If SIGINT happens during the window, the original SIGINT handler is never be saved to old_sigint_handler.
So, restore_sigint_handler() will do nothing. Sending kill(SIGINT) to itself just invokes itself(wait_sigint_handler)
again.
The restore_sigint_handler() and kill(SIGINT) cycle will never be stopped. Therefore the shell script never return
to shell.

<bash/5.1.16-r0/bash-5.1.16/jobs.c>

int
wait_for (pid, flags)
pid_t pid;
int flags;
{
...
/* This is possibly a race condition – should it go in stop_pipeline? */
wait_sigint_received = child_caught_sigint = 0;
if (job_control == 0 || (subshell_environment&SUBSHELL_COMSUB))
{
SigHandler *temp_sigint_handler;

/* Small window begin. added by the reporter */

temp_sigint_handler = set_signal_handler (SIGINT, wait_sigint_handler);
if (temp_sigint_handler == wait_sigint_handler)

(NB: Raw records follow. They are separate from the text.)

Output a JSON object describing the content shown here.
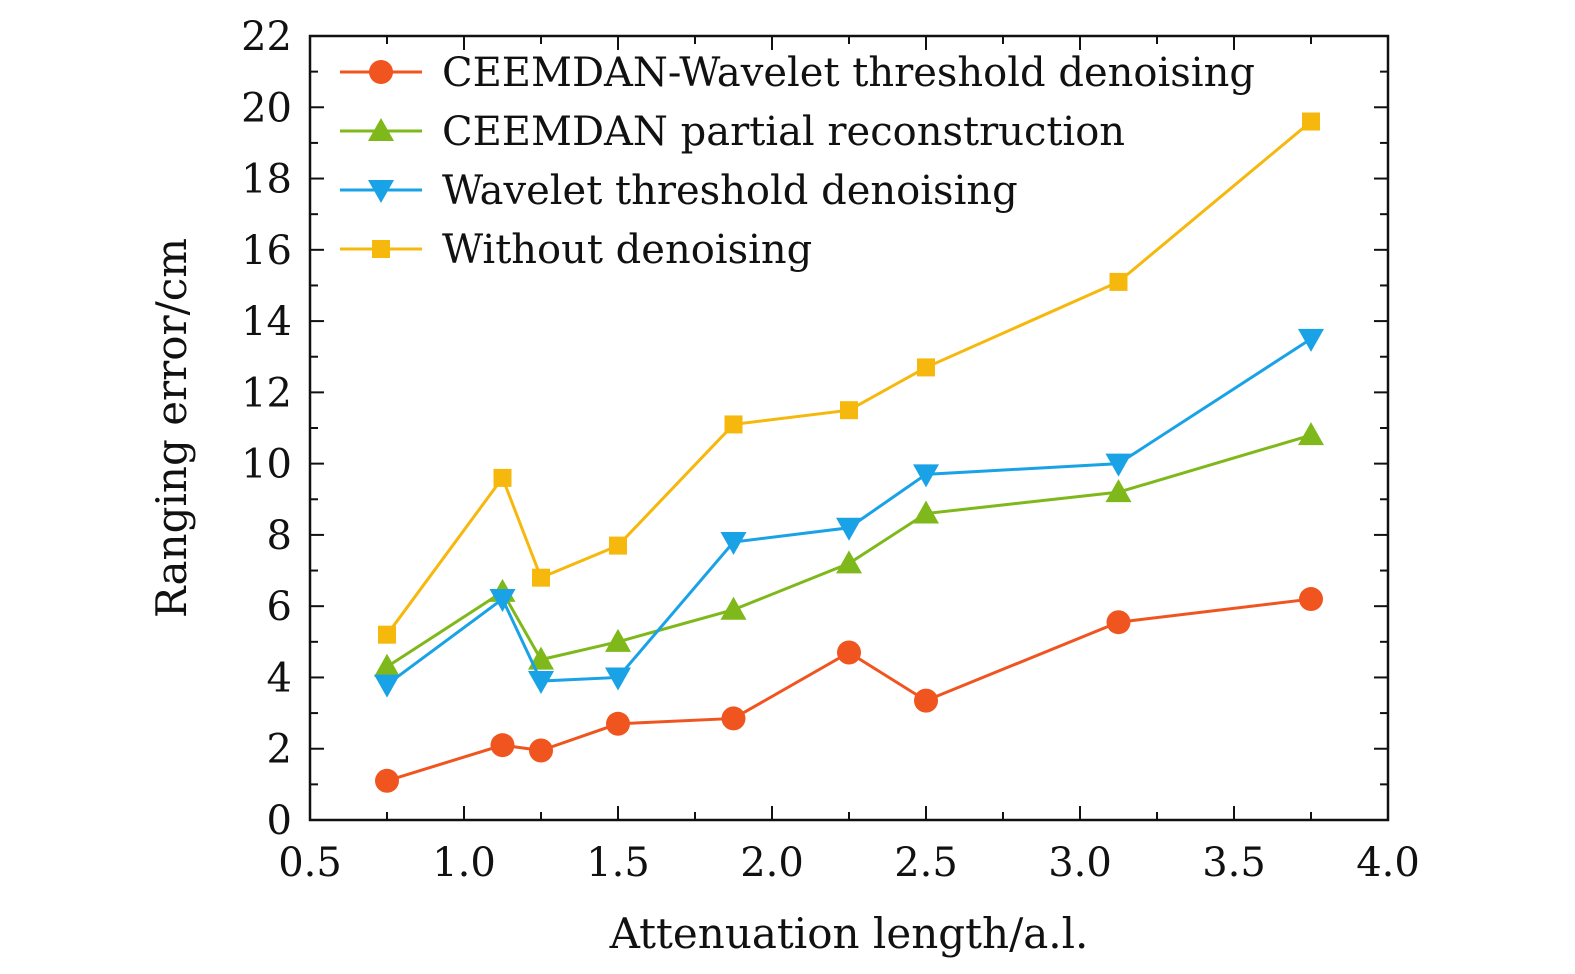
{
  "chart_data": {
    "type": "line",
    "xlabel": "Attenuation length/a.l.",
    "ylabel": "Ranging error/cm",
    "xlim": [
      0.5,
      4.0
    ],
    "ylim": [
      0,
      22
    ],
    "x_ticks": [
      "0.5",
      "1.0",
      "1.5",
      "2.0",
      "2.5",
      "3.0",
      "3.5",
      "4.0"
    ],
    "y_ticks": [
      "0",
      "2",
      "4",
      "6",
      "8",
      "10",
      "12",
      "14",
      "16",
      "18",
      "20",
      "22"
    ],
    "x": [
      0.75,
      1.125,
      1.25,
      1.5,
      1.875,
      2.25,
      2.5,
      3.125,
      3.75
    ],
    "grid": false,
    "legend_position": "top-left",
    "series": [
      {
        "name": "CEEMDAN-Wavelet threshold denoising",
        "marker": "circle",
        "color": "#f0541f",
        "values": [
          1.1,
          2.1,
          1.95,
          2.7,
          2.85,
          4.7,
          3.35,
          5.55,
          6.2
        ]
      },
      {
        "name": "CEEMDAN partial reconstruction",
        "marker": "triangle-up",
        "color": "#7fb81a",
        "values": [
          4.3,
          6.4,
          4.5,
          5.0,
          5.9,
          7.2,
          8.6,
          9.2,
          10.8
        ]
      },
      {
        "name": "Wavelet threshold denoising",
        "marker": "triangle-down",
        "color": "#1aa2e6",
        "values": [
          3.8,
          6.2,
          3.9,
          4.0,
          7.8,
          8.2,
          9.7,
          10.0,
          13.5
        ]
      },
      {
        "name": "Without denoising",
        "marker": "square",
        "color": "#f6b80c",
        "values": [
          5.2,
          9.6,
          6.8,
          7.7,
          11.1,
          11.5,
          12.7,
          15.1,
          19.6
        ]
      }
    ]
  }
}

{ #if defined (DEBUG) internal_warning ("wait_for: recursively setting old_sigint_handler to wait_sigint_handler: running_trap = %d", running_trap); #endif }

else

/* Small window end. added by the reporter */

old_sigint_handler = temp_sigint_handler;

waiting_for_child = 0;
if (old_sigint_handler == SIG_IGN)
set_signal_handler (SIGINT, old_sigint_handler);
}
...
}

static sighandler
wait_sigint_handler (sig)
int sig;
{
...
/* XXX - should this be interrupt_state? If it is, the shell will act
as if it got the SIGINT interrupt. */
if (waiting_for_child)
wait_sigint_received = 1;
else

{ set_exit_status (128+SIGINT); restore_sigint_handler (); kill (getpid (), SIGINT); }

...
}

static void
restore_sigint_handler ()
{
if (old_sigint_handler != INVALID_SIGNAL_HANDLER)

{ set_signal_handler (SIGINT, old_sigint_handler); old_sigint_handler = INVALID_SIGNAL_HANDLER; waiting_for_child = 0; }

}

Steps to Reproduce

Hard to reproduce the problem unless you add sleep(1) to the wait_fo() like as attached "jobs.c".
I reproduce the problem easily on qemux86-64 target with the modification.

Here are steps to reproduce the problem.

1 mkdir qemux86_64
2 cd qemux86_64
3 git clone --branch WRLINUX_10_22_LTS https://gateway.delivers.windriver.com/git/linux-lts/release/wrlinux-lts.22/WRLinux-lts-22-Core/wrlinux-x
4 ./wrlinux-x/setup.sh --machines qemux86-64 --dl-layers
5 . ./environment-setup-x86_64-wrlinuxsdk-linux
6 . ./oe-init-build-env
7 Change BB_NO_NETWORK of conf/local.conf from '1' to '0' like below.

    BB_NO_NETWORK ?= '0'
    
8 Unpack and patch bash source files.

    bitbake bash -c patch
    
9 Replace below source file with attached "jobs.c".

    tmp-glibc/work/core2-64-wrs-linux/bash/5.1.16-r0/bash-5.1.16/jobs.c

10 Complete the platform build.

    bitbake wrlinux-image-small
    
11 Run the QEMU target.

    runqemu qemux86-64 nographic
    
12 login to the QEMU target as root.
13 Create a shell script file like as attached "test.sh".
14 chmod +x test.sh
15 Run the script.

    ./test.sh

16 Type ctrl-c from keyboard. See if the script returns to bash shell.